The fact Kim Pyong Il's name is even being mentioned as the fourth Supreme Leader indicates there are powerful opponents to a woman taking on this revered role. The woman, who still appears the likeliest successor, is Kim Yo Jong, Kim Jong Un's 32 year-old sister and confidant.

Some North Korea watchers believe the need for Kim Jong Un to be succeeded by a man might be enough to give Kim Pyong Il the momentum he needs to seize control and extend the Kim dynasty's rule over North Korea.

Unfortunately for Kim Pyong Il, his four decades-long absence from the seat of power in Pyongyang has left him with feeble influence and far too few allies willing to fight for him. 

Kim Yo-Jong Kim Yo Jong, sister of North Korean leader Kim Jong Un, attends the Women's Ice Hockey Preliminary Round - Group B game between Switzerland and Korea on day one of the PyeongChang 2018 Winter Olympic Games at Kwandong Hockey Centre in Gangneung, South Korea, Feb. 10, 2018. Photo: Getty Images

Thae Yong Ho said North Korea's leaders will likely be averse to handing over power to Kim Yo Jong. Thae was North Korea’s deputy ambassador to the U.K. before defecting to the South in 2016.

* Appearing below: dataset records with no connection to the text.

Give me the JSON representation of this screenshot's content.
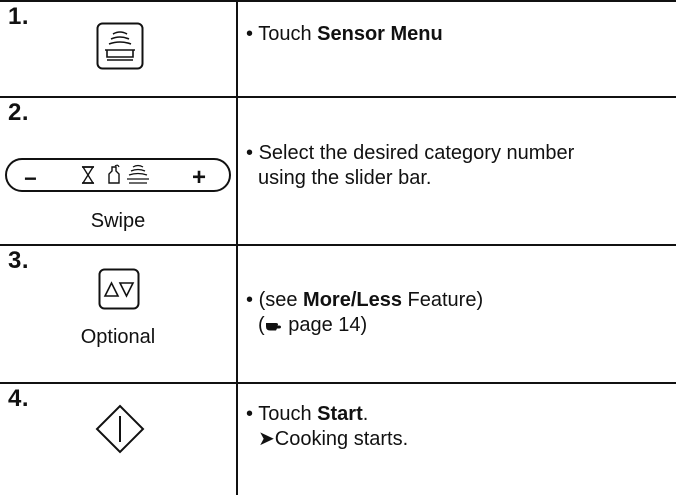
{
  "steps": [
    {
      "number": "1.",
      "icon": "sensor-menu-icon",
      "bullet": "•",
      "text_prefix": "Touch ",
      "text_bold": "Sensor Menu",
      "text_suffix": ""
    },
    {
      "number": "2.",
      "icon": "slider-bar-icon",
      "slider_minus": "−",
      "slider_plus": "+",
      "caption": "Swipe",
      "bullet": "•",
      "text_line1": "Select the desired category number",
      "text_line2": "using the slider bar."
    },
    {
      "number": "3.",
      "icon": "more-less-icon",
      "caption": "Optional",
      "bullet": "•",
      "text_prefix": "(see ",
      "text_bold": "More/Less",
      "text_suffix": " Feature)",
      "page_ref_open": "(",
      "page_ref_icon": "pointing-hand-icon",
      "page_ref_text": " page 14)"
    },
    {
      "number": "4.",
      "icon": "start-icon",
      "bullet": "•",
      "text_prefix": "Touch ",
      "text_bold": "Start",
      "text_suffix": ".",
      "result_arrow": "➤",
      "result_text": "Cooking starts."
    }
  ]
}
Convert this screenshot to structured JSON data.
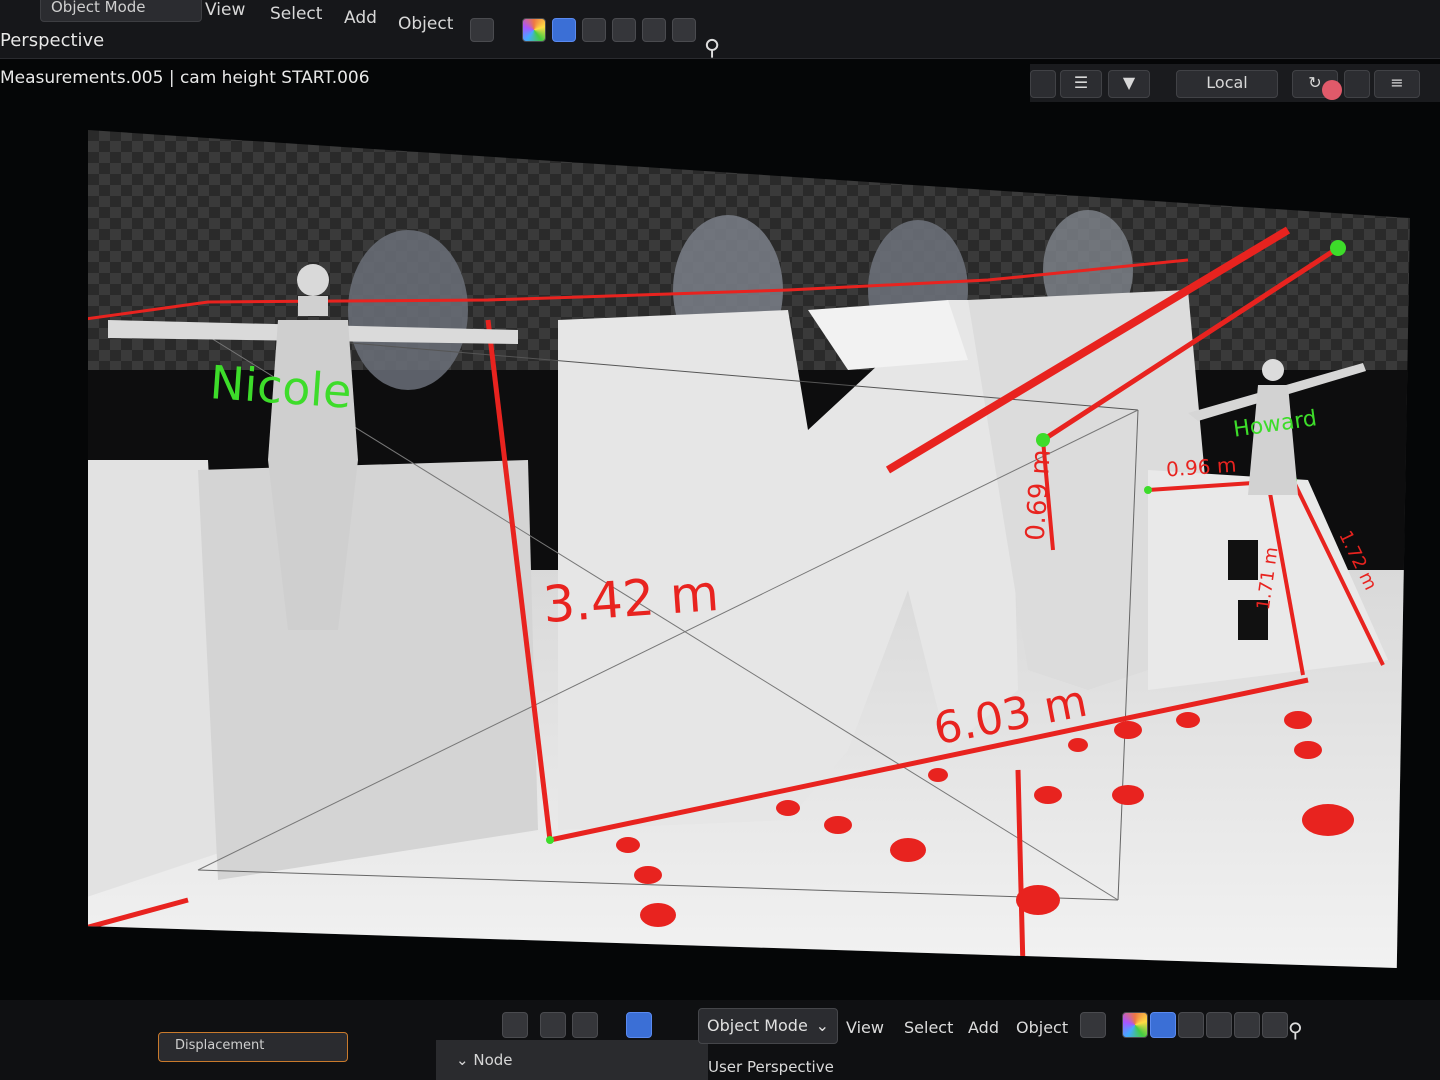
{
  "top_header": {
    "mode_label": "Object Mode",
    "menus": [
      "View",
      "Select",
      "Add",
      "Object"
    ],
    "viewport_name": "Perspective",
    "active_objects": "Measurements.005 | cam height START.006"
  },
  "right_toolbar": {
    "transform_orientation": "Local"
  },
  "viewport": {
    "person_labels": [
      "Nicole",
      "Howard"
    ],
    "measurements": [
      "3.42 m",
      "6.03 m",
      "0.69 m",
      "0.96 m",
      "1.71 m",
      "1.72 m"
    ],
    "colors": {
      "measure_line": "#e8231f",
      "label_green": "#3ddc2a",
      "model_white": "#e9e9e9"
    }
  },
  "bottom_header": {
    "modifier_field": "Displacement",
    "node_label": "Node",
    "mode_label": "Object Mode",
    "menus": [
      "View",
      "Select",
      "Add",
      "Object"
    ],
    "viewport_name": "User Perspective"
  }
}
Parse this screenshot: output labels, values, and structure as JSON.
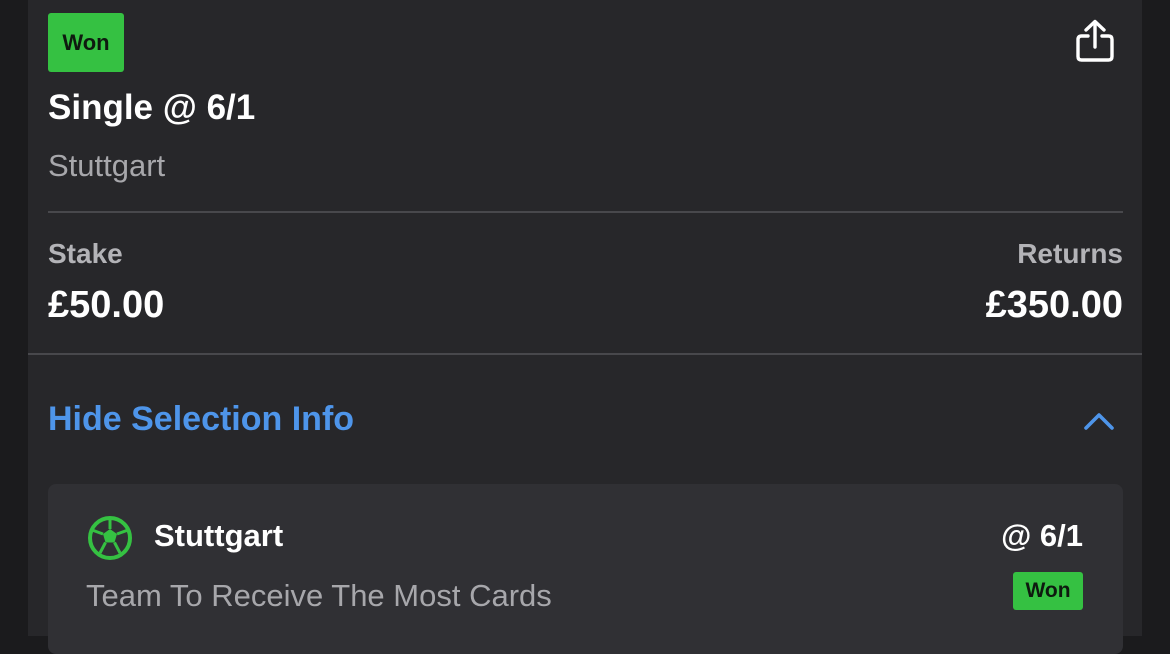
{
  "bet": {
    "status": "Won",
    "title": "Single @ 6/1",
    "subtitle": "Stuttgart"
  },
  "totals": {
    "stake_label": "Stake",
    "stake_value": "£50.00",
    "returns_label": "Returns",
    "returns_value": "£350.00"
  },
  "selection_toggle": {
    "label": "Hide Selection Info",
    "icon": "chevron-up-icon"
  },
  "selection": {
    "icon": "football-icon",
    "name": "Stuttgart",
    "odds": "@ 6/1",
    "market": "Team To Receive The Most Cards",
    "status": "Won"
  },
  "icons": {
    "share": "share-icon"
  },
  "colors": {
    "won_badge": "#35c142",
    "link": "#4e95ea",
    "card_bg": "#27272a",
    "selection_bg": "#303034",
    "football": "#35c142"
  }
}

“The problem is that a Kim Yo Jong-led North Korea is unlikely to be sustainable,” said Thae. “To avoid this, some in the leadership would try to bring back Kim Pyong Il, who’s now under house arrest, to the center of the power."

Kim Pyong Il is only being championed by those that dismiss Kim Yo Jong due to her age and gender, surmises Rachel Minyoung Lee, a former North Korea analyst with the U.S. government.

“It is highly unlikely that he has the connections or the support base he needs to be the next North Korean leader,” she said to The New York Post. “Kim Yo Jong has a special status in the regime, and I think in this case, her connection to the Kim family trumps her gender.”

Other veteran North Korean watchers concur with Lee's opinion but for different reasons. Kim Byeong-ki, a member of the South Korean parliament’s intelligence committee, claims there's no indication Kim Pyong Il might be the successor.

“I laugh off these theories,” he said on social media.

The reasons for Kim Jong Un's absence since April 12 remain a mystery. On Tuesday, Rodong Sinmun, the official newspaper of the Central Committee of the Workers' Party of Korea, reported Kim Jong Un writing a message to builders working on a tourism project in Wonsan. It's been consistently reported he is in Wonsan where his family owns a luxurious mansion and a hospital.

“Supreme Leader Kim Jong Un has sent his appreciation to the workers who devoted themselves to building the Wonsan-Kalma tourist zone,” wrote Rodong Sinmun.

State-owned Korean Central Broadcasting Station also made a similar report.